Angeborene Immunantwort wird durch Impfstoff nur geringfügig beeinflusst
Die Immunologin Christine Falk sieht das anders. Sie erklärt, dass das angeborene Immunsystem – also vor allem die Makrophagen – durch die Impfung trainiert wird. Das sei aber keinesfalls eine komplexe Umprogrammierung der angeborenen Immunantwort, nur eine geringfügige Beeinflussung.
Und Falk stellt klar, dass sich die niederländischen Studie auch nur und ausschließlich auf unser angeborenes Immunsystem bezieht. Daneben gibt es aber auch noch die erworbene, spezifische Immunabwehr, zu der die T- und B-Zellen gehören und die unter anderem Antikörper produzieren. Das heißt, in der Studie wurde nur ein kleiner Teil der gesamten Immunantwort beobachtet.
"Das heißt, man darf jetzt nicht aus dieser Makrophagen-Sicht auf das gesamte Immunsystem schließen."

Makrophagen müssen auf Impfung reagieren
Denn das angeborene Immunsystem ist ein kleines Rädchen in einem Riesenkomplex von Immunreaktionen – sagt Christine Falk. Das angeborene Immunsystem sei wichtig, um eine gewünschte Immunreaktion zunächst anzustoßen. Denn zuallererst müssen die angeborenen Immunzellen – die Makrophagen – auf eine Impfung reagieren.
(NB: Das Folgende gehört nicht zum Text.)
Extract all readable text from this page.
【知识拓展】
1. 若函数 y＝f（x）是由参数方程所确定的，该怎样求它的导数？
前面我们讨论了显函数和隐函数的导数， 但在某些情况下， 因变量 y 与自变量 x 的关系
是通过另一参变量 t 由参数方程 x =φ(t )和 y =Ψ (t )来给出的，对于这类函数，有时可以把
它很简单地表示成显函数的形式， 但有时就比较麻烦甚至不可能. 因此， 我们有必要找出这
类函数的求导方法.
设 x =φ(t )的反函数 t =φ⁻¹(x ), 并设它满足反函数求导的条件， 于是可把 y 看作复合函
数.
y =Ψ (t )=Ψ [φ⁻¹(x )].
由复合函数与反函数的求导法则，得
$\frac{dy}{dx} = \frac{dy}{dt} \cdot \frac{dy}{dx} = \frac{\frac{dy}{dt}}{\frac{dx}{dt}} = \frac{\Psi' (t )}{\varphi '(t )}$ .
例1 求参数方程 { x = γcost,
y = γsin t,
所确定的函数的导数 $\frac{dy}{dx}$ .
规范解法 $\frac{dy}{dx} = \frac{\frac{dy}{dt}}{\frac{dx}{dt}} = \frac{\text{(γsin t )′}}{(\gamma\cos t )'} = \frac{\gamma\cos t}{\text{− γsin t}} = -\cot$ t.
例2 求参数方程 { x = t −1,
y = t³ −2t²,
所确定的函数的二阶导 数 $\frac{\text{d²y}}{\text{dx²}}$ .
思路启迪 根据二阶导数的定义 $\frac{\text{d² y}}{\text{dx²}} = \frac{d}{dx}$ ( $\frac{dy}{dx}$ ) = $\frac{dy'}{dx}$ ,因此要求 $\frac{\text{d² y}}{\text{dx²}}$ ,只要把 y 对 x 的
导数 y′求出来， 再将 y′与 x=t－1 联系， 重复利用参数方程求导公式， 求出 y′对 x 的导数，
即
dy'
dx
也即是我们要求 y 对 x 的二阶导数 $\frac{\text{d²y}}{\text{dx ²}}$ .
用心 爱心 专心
Und dass sie auf den Impfstoff trainiert werden, diesen Mini-Effekt weist die niederländische Studie nach. Wichtig ist dabei:
"Die Auswirkungen auf die generelle Fähigkeit eines Menschen, auf einen Impfstoff zu reagieren, ist damit in keinster Weise in Frage gestellt. Und es erklärt auch niemals die Frage, ob man jetzt, wenn man gleichzeitig gegen Influenza geimpft wird, dann weniger Impfantwort hat. Das ist extrem unwahrscheinlich bis gar nicht der Fall, weil die haben die ganze Welt der T-Zellen und der B-Zellen. Und die reagieren so, wie sie immer sollen."

Immunsystem kann durch Covid-19 Infektion nachhaltig geschädigt werden
Für weitaus problematischer hält die Immunologin Christine Falk, dass das Immunsystem durch eine Covid-19- Infektion tatsächlich nachhaltig geschädigt werden kann. Ihr Fachbereich an der medizinischen Hochschule Hannover bereitet dazu gerade die Publikation einer Studie vor. Wenn man sich infiziert und einen schweren Verlauf hat, dann bildet das Immunsystem häufig zu viele Gedächtniszellen. Die Gefahr bei einer echten Infektion und schwerem Verlauf bestünde darin, dass man dann tatsächlich nicht mehr so gut gegen andere Dinge reagieren könne.
"Ganz schlicht weil das Immunsystem so stark in Richtung SARS CoV 2-Virus getrieben wurde, dass viele andere Dinge da nicht mehr Platz haben. Das könnte bei den Infizierten ein nachhaltiges Problem sein."